Each morning, my brother and I would zip into his Camaro and hurtle down the black pavement towards the train station, of which we’d approach from by a left turn off the main thoroughfare.  Buying my ticket, I’d glimpse the numbers ticketing by on the tv screen overhead, heeding the trains labeled “express,” not to be caught unmistakedly on the “local” train; that would be quite un-New York of me, to take more time than necessary.  Frosty breaths and those long, business coats floated on the platform.  Although surrounded by other people, we are cordial yet distant.  There is a rare myth that public transit somehow unites people of disparate backgrounds, but it does no such thing; it, like the sidewalk above, is simply another part of the city we share, one item in a long list of them.  There are always people about, but the city has its districts that are quiet and slower, or louder and fast.  You can, at the right time, be one of only a few walking down a particular block.

Its a glamorous life of energy but it also has hidden challenges.  Space, the bountiful of the countryside, becomes parsed, segregated, separated, and owned in the city.  The space of a washing machine, of which no one in the Midwest would question, becomes a luxury in the city of New York.
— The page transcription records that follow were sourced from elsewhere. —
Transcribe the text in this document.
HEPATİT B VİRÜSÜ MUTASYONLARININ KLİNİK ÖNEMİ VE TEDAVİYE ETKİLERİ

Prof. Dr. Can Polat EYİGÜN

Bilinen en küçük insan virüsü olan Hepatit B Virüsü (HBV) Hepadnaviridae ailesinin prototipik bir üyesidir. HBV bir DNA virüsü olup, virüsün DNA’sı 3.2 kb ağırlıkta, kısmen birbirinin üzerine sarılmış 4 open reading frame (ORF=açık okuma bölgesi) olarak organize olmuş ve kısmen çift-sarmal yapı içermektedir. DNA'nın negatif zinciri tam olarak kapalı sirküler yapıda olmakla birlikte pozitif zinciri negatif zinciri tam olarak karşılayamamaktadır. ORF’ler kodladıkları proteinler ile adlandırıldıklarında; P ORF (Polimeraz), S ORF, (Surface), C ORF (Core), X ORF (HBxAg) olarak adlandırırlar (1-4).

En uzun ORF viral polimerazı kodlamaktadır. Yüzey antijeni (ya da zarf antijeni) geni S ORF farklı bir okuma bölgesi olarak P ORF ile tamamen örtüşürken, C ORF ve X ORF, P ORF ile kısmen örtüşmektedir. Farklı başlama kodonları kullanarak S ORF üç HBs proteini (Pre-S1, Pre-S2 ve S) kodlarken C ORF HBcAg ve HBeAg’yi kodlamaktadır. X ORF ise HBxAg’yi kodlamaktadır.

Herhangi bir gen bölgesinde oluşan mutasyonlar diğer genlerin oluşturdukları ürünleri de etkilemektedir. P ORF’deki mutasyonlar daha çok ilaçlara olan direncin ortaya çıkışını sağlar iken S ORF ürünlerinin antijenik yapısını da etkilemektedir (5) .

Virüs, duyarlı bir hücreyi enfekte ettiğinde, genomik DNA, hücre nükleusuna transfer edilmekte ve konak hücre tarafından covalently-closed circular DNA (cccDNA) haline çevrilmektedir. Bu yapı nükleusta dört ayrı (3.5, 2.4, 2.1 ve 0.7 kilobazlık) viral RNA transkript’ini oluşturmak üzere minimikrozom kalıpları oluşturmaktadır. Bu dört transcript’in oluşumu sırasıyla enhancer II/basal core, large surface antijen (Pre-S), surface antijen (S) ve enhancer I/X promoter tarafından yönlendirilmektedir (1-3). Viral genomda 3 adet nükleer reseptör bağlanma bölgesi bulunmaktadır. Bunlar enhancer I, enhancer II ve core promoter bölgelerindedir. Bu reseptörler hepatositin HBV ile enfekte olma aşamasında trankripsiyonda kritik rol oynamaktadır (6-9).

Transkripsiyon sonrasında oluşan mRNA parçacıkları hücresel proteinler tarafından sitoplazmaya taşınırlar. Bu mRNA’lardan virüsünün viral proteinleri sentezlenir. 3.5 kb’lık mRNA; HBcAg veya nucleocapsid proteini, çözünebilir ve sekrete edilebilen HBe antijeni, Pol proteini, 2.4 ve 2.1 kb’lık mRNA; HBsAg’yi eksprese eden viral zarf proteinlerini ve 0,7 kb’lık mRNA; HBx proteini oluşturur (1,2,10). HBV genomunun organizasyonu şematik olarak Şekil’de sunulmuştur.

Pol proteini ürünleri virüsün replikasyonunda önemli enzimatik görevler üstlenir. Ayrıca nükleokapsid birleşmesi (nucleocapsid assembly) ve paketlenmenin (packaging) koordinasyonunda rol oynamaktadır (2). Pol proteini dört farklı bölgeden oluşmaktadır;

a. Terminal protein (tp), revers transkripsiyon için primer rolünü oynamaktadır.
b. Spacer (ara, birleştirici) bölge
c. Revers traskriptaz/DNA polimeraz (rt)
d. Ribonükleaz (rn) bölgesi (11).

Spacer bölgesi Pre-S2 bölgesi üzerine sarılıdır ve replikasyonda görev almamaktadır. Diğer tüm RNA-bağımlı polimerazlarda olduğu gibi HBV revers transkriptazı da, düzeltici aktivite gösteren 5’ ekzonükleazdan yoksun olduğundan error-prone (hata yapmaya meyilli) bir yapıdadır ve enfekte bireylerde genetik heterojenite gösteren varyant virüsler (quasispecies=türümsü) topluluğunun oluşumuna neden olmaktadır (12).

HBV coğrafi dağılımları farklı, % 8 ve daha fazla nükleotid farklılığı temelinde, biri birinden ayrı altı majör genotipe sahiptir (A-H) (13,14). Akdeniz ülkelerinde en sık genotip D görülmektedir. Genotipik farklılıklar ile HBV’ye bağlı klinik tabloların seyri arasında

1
It makes more sense to pile them up, one on top of each other, side by side, in a corner washing store down the street, of which space and economy become complementary.  If one could get a washing machine, how would one transport it, especially without a car?  Delivered to your work place, you could bring it home with you, piece by piece on the subway, – the lid under one arm and the buttons in another hand –  and reconstruct it for use. But then you’ll need an exhaust vent for it…alas.  The city is a place for everyone yet for no one. It hardly bares a mark of any one person.